June 26th 2015. That is the day Darkest Nights - Awakening will go live to the world. That's only six and a half hours away as I'm writing this. It's a terrifying thought. I've been dreaming of this since I was eleven. When I was very young I originally wanted to be a game designer. Then I wanted to be a lawyer. I'm not sure why I wanted to be a lawyer. It was just something I decided one day when I was asked what I wanted to be. I don't think I really wanted to be a lawyer. I think it was just something I said to sound smart. I had watched a few episodes of The Bill and it seemed like a good choice.

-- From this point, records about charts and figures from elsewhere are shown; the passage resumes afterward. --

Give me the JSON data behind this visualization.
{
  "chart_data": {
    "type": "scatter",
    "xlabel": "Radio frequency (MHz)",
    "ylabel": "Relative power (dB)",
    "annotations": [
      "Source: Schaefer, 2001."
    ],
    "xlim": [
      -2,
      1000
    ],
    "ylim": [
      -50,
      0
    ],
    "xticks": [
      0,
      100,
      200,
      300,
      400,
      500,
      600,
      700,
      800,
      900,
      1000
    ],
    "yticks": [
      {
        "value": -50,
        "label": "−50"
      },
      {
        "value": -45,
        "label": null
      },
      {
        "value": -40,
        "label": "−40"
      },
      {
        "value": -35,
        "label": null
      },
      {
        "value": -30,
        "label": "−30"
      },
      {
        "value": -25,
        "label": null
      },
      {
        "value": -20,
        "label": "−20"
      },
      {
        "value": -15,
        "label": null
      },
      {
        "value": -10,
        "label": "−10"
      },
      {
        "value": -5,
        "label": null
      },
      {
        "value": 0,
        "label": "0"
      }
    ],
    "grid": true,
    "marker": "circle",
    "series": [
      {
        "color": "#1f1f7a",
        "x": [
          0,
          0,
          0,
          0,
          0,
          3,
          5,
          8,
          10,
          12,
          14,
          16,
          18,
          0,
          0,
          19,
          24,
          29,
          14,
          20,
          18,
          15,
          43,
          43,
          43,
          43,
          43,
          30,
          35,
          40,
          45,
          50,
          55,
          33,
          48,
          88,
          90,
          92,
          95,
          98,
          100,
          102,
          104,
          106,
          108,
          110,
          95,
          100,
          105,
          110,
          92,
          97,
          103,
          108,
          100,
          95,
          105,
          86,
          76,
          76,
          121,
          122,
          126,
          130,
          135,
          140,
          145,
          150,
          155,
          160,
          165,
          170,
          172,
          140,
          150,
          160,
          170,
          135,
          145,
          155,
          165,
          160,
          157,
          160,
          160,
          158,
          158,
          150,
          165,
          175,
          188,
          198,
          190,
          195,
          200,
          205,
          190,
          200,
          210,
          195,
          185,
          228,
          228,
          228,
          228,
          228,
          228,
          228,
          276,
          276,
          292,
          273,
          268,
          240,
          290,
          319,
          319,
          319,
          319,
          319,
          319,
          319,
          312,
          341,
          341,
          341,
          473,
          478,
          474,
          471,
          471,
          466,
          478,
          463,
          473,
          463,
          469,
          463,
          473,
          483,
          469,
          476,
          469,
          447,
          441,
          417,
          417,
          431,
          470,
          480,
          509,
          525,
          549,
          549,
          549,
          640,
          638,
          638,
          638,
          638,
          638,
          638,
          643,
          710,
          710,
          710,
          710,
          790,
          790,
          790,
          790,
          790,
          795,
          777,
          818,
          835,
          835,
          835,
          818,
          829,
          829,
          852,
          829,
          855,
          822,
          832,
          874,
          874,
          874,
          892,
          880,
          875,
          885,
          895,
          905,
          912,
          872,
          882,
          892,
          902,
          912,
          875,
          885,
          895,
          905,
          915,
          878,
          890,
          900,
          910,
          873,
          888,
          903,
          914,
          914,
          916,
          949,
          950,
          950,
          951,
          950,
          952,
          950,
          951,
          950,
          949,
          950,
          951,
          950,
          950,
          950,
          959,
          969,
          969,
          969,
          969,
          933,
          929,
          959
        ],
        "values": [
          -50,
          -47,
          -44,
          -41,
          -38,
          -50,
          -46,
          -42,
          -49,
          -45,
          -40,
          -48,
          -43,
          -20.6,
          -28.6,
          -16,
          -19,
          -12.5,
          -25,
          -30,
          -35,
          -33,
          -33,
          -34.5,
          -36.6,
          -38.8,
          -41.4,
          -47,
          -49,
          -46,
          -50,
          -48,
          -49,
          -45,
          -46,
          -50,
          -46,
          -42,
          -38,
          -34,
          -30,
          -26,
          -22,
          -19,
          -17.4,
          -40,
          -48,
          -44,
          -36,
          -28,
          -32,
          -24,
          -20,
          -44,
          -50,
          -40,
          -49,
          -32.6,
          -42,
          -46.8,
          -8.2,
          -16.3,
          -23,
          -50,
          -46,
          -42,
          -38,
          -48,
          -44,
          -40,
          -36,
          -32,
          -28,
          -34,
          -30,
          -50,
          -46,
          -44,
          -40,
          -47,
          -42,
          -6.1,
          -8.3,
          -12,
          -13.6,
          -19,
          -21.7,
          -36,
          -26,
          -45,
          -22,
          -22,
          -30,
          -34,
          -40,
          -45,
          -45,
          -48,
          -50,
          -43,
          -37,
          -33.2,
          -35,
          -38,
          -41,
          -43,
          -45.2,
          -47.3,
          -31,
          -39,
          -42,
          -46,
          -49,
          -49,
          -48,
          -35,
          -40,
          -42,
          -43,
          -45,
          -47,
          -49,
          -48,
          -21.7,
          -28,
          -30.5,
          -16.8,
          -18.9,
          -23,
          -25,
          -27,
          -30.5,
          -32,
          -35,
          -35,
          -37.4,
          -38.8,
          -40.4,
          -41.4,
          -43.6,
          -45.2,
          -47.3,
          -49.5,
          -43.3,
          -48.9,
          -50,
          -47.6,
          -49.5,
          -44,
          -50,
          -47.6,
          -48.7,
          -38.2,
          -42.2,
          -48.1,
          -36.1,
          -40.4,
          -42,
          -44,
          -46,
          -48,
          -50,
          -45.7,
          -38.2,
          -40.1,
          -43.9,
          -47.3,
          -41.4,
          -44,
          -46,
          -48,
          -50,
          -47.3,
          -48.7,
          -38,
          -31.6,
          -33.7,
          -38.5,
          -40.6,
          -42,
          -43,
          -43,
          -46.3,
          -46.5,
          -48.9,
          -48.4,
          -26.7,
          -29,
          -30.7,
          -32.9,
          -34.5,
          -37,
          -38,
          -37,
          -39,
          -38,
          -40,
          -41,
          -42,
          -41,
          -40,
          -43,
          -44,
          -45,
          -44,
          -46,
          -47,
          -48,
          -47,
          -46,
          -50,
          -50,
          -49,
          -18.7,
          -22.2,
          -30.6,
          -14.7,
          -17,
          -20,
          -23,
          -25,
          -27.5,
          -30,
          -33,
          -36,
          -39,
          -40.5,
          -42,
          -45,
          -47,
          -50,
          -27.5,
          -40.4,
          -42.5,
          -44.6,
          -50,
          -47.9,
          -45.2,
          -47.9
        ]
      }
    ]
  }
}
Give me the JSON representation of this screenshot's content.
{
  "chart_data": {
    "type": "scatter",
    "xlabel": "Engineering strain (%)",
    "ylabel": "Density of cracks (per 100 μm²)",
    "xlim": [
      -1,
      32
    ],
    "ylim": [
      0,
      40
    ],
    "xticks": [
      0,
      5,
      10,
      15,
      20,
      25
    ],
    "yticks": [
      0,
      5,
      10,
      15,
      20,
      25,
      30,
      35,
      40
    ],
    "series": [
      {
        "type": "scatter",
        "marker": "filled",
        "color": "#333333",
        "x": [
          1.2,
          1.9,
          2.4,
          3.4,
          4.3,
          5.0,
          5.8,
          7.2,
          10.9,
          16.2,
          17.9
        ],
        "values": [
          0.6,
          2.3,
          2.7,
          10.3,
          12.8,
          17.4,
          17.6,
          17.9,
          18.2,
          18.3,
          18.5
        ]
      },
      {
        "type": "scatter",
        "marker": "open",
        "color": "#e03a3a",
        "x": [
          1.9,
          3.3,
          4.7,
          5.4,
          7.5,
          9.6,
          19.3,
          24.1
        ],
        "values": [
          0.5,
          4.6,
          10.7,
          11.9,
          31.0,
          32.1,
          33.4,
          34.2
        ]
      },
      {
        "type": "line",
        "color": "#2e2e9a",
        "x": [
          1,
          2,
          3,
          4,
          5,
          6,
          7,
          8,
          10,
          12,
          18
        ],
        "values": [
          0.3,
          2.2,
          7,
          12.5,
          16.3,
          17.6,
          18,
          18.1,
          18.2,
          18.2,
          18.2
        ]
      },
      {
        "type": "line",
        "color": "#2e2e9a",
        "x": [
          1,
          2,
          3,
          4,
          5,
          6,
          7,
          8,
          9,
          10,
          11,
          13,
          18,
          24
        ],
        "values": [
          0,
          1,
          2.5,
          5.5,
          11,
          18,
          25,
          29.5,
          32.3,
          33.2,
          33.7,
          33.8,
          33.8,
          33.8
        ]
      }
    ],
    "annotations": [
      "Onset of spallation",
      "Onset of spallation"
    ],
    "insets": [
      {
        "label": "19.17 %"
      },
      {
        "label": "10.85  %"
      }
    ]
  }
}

Then I saw Harry Potter and the Philospher's Stone and then I read the novel. I still thought being a lawyer was a good choice at this point but then I wrote my first story. It went unfinished but I got a buzz out of it and wrote several more. Suddenly I knew exactly what I wanted to be and that was an author. I've always been ambitious. Writing wasn't something I was good at and thankfully those early stories have been lost and most likely accidentally thrown out into the bin. Hopefully that's not foreshadowing for my future as a writer.
My point is that I've been looking forward to this moment since I was a kid. I never thought it would be through self-publishing but I've enjoyed the experience. I developed the front cover with an illustrator, I found a great editor to work with and the experience is 100% mine. I even sent the book out for review! I know that's what you're supposed to do but as someone who is generally terrified of people hating my work this is a big thing! Imagine George McFly from Back to the Future. Give him better hair, a slightly sarcastic attitude from reading far too many Spider-Man comics, make him better looking and you've got me! Some might disagree with that statement but his words "What if they say I'm no good? I don't think I can take that kind of rejection" ring true to me.
I was never the best in anything at school and it damaged my confidence so all my stories were kept very close to the chest so only a few read them. But this is what I've always wanted to do so I took a chance. My first review was 5 Stars. Now I know that not everyone will like it that much but that's life. Everyone has an opinion and the world would be boring if they were all the same. Not everyone will like my novel but then not everyone likes Star Wars. There are people who can't stand Lord of the Rings or Game of Thrones! But that 5 Star review has put me at ease. Someone actually liked my novel! In fact, they loved it! I got this review just after midnight and it brought on all kind of feelings. I wanted to shout the roof off and tell everyone but I was considerate and decided to post it on Facebook instead. The joys of modern technology am I right?
I'm even having a book launch tomorrow! My very own book launch! Booked a venue and everything! Again, I'd like to stress that I have been dreaming of this since I was a kid. I'm kind of in a state of disbelief. Much to my surprise... I'm not even nervous. I think it's because I'm making good on a promise I made myself last year. I promised myself that I would make 2015 a great year for me and that a big part of that would be by self-publishing my novel. It's not even the only book I'm releasing this year! I plan on releasing two Alice in Wonderland-related novels out in November to celebrate Alice's 150th Anniversary. I've even come up with a release plan for my planned novels! I sat down and planned how many novels I want to release per-year and set up rough time frames for them all.
Before it was always just a dream. Last year I decided to make that dream a reality. This year I have been focusing on that dream and tomorrow that dream becomes true. I'm finally going to become the author I've wanted to be since I was eleven.
Darkest Nights - Awakening releases on the 26th of June on iBooks and the 27th of June on Kindle.